Outward metrics show resilience; inward sentiment tells a different story. Market volatility is likely to persist until the understanding of government policy impact is better refined.
Economic growth: Consensus 2025 U.S. real GDP growth of 2.0% appears optimistic given current policy uncertainty. In a landscape this fluid, base cases are more guesswork than guidance. Tariff policy threatens to slow things down, but we do not see it derailing the expansion in most scenarios.
Labor market: The labor market has stabilized following a summer 2024 scare. Most measures of unemployment look benign even though hiring has slowed, and wage growth remains almost 1% higher than pre-COVID levels, supporting spending. DOGE cuts will likely curtail government hiring, while job growth in the private sector should broaden beyond health and education.
Consumers: Spending grew at an unsustainable 7% annualized rate in 2H 2024. That was bound to slow, especially amid uncertainty. Real wages continue to grow at a healthy rate, supporting solid consumption even in the case incremental caution creeps in.
Businesses: Uncertainty has risen due to tariff and immigration policy. Earnings results have been strong, and the corporate sector is not over-levered. Businesses will need policy clarity for investment to broaden beyond the AI infrastructure boom.
Housing: Housing activity remains subdued amid affordability challenges. In this environment, the secular home shortage is keeping prices rising. Homebuilder activity has been resilient but souring sentiment points to lower construction starts going forward.
Inflation: Inflation progress stalled prior to tariff impacts. Services prices are rising at a roughly 1% faster pace than pre-COVID, while goods prices face upside risks. The Fed now sees core PCE rising 2.8% in 2025, up from a 2.2% estimate six months ago.
Monetary policy and interest rates: The Fed sees lower growth and higher inflation impacting policy in opposing directions. Uncertainty will keep them from tinkering with the economy, and the bar for rate cuts has risen. Long-term rates have thus far reacted more to growth risks rather than inflation risks, skewing the rate outlook to the upside.
Asset class views
U.S. equities: U.S. stocks declined in Q1 for the first time in six quarters, but the S&P 500 still trades near 20x earnings. A weaker growth outlook presents risks to robust forward earnings growth expectations, especially for large firms exposed to trade risks.

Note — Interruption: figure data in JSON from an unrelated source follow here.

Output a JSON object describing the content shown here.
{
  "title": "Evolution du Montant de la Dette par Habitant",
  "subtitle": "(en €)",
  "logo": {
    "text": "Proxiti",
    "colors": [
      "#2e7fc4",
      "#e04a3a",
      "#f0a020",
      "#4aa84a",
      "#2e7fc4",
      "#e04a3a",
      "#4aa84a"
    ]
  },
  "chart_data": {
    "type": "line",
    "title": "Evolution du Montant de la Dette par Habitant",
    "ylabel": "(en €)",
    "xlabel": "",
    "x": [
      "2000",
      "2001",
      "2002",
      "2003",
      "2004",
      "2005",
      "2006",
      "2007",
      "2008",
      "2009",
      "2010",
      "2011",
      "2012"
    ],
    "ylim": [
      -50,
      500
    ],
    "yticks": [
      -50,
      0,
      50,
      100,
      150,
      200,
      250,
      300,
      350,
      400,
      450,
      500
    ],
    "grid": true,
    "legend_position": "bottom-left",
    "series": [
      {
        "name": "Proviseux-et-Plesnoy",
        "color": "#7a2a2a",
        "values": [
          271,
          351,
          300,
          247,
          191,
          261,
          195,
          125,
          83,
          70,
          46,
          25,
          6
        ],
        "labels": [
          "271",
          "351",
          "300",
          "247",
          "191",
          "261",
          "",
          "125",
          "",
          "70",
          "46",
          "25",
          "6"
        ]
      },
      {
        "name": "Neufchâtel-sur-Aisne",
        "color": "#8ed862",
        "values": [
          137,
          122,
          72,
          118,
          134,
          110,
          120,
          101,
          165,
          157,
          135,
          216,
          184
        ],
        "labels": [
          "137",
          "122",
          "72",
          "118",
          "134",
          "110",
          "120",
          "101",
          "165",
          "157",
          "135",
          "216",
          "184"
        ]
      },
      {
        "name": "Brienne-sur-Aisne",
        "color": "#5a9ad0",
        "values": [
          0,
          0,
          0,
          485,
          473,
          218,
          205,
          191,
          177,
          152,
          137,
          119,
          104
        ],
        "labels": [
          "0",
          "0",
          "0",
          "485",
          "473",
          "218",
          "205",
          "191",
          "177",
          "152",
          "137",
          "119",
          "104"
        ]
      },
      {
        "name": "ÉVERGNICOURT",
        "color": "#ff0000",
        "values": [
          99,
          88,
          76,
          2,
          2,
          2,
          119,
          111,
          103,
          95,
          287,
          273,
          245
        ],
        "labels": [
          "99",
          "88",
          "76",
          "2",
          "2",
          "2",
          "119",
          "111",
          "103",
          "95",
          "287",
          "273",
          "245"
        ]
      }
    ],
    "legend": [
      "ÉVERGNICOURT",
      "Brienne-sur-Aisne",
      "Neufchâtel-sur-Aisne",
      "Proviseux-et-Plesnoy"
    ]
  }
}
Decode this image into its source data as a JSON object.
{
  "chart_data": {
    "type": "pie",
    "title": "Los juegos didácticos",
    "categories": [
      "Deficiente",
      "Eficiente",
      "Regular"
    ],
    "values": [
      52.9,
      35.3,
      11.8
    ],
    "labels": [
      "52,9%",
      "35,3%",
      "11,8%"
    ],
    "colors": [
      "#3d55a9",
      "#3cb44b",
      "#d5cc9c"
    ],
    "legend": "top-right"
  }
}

Core fixed income: Stagflationary outcomes pose significant risks to bonds, driving volatility and higher correlation with stocks. We see the value proposition of bonds having fundamentally declined post-COVID, both in absolute and portfolio terms.
Cash: A Fed more inclined to cut than hike, along with the likelihood of rising inflation, put twin pressures on real returns for cash.
Private equity: The M&A outlook has turned from euphoric to cautiously optimistic amid policy uncertainty. Reasonable valuations and a long-term investment horizon favor private equity over public equity. Lower multiples, lower leverage and a focus on firms less exposed to trade risk argue for middle market over large-cap buyout.
Private credit: The spread premium to public markets remains around 200bps despite asset class growth. Combined with the Fed keeping base rates high, all-in yields will remain elevated. Default rates are low, but tariffs will cause performance dispersion across industries. Private credit’s ability to drive double-digit returns in this environment is highly attractive.
Commercial real estate: Market sentiment was optimistic coming into the year, and the decline in rates will be welcomed. CRE prices have stabilized but upside is limited, especially with the Fed paused. CRE debt looks like a better way to capture improving fundamentals while reducing downside risk.